The ground floor contained committee rooms, a chaplain’s apartment, a large dining room, and classrooms. The girls’ dormitory, sewing room, bishop’s suite, and nuns’ cells were on the second floor, while the boys’ dormitory, infants’ playroom, and refectory occupied the third. One hundred orphans moved from the West End to Woodland when the facility opened in August 1910. There was room for another one hundred of them, and nine more nuns as well. Besides housing, the facility offered industrial and “scientific farm” training for boys, and initially twenty acres of land surrounding the facility were farmed. Meanwhile, girls were taught “domestic sciences.” St. James also provided space for a kindergarten for students of nearby St. John’s School, where the residents of St. James attended classes. Some of the school’s students were orphaned while others were those of single parents who could not afford to take care of them.

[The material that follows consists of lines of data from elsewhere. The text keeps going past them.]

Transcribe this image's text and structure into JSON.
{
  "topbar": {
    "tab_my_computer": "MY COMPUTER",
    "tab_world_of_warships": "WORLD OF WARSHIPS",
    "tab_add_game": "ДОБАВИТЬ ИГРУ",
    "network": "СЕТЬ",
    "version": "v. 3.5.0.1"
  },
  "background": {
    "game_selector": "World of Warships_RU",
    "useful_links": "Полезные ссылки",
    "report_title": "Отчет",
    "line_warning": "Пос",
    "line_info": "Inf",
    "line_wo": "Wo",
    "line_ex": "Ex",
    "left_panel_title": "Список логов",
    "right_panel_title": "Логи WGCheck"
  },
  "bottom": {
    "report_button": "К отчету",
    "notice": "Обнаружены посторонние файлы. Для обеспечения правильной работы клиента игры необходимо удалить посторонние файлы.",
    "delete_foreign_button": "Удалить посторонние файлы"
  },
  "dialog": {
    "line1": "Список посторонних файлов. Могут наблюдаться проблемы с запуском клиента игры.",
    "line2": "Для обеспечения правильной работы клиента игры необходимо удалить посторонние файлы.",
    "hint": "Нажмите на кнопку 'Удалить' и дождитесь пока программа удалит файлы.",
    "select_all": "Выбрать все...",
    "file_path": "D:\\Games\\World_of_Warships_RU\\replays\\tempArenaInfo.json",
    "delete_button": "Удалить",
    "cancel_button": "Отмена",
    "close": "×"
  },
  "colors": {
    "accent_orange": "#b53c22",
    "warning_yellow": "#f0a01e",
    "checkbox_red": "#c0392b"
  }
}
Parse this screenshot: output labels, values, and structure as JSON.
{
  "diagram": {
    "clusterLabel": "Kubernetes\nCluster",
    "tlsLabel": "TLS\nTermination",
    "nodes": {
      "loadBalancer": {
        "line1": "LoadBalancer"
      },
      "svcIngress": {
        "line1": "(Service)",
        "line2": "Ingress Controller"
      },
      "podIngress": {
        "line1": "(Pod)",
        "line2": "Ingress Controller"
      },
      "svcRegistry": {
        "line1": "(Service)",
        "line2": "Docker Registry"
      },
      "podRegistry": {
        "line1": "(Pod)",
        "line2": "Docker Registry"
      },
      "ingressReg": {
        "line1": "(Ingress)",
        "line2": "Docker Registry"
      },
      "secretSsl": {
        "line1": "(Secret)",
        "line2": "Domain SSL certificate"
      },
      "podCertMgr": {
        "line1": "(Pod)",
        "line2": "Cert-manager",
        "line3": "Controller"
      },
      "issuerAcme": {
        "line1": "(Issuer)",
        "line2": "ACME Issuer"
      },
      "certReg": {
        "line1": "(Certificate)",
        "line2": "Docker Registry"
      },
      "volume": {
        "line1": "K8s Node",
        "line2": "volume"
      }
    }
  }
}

In 1971 St. James became Woodland Hills, a residential youth treatment center later renamed the Hills Youth and Family Services. In 2021 the organization unexpectedly announced the closure of the facility’s outpatient mental health services at the 1910 building. Later that year Stella Maris Academy, formerly Holy Rosary School, purchased the former orphanage with plans to convert it for use as a high school. It is now called Stella Maris St. John’s Campus.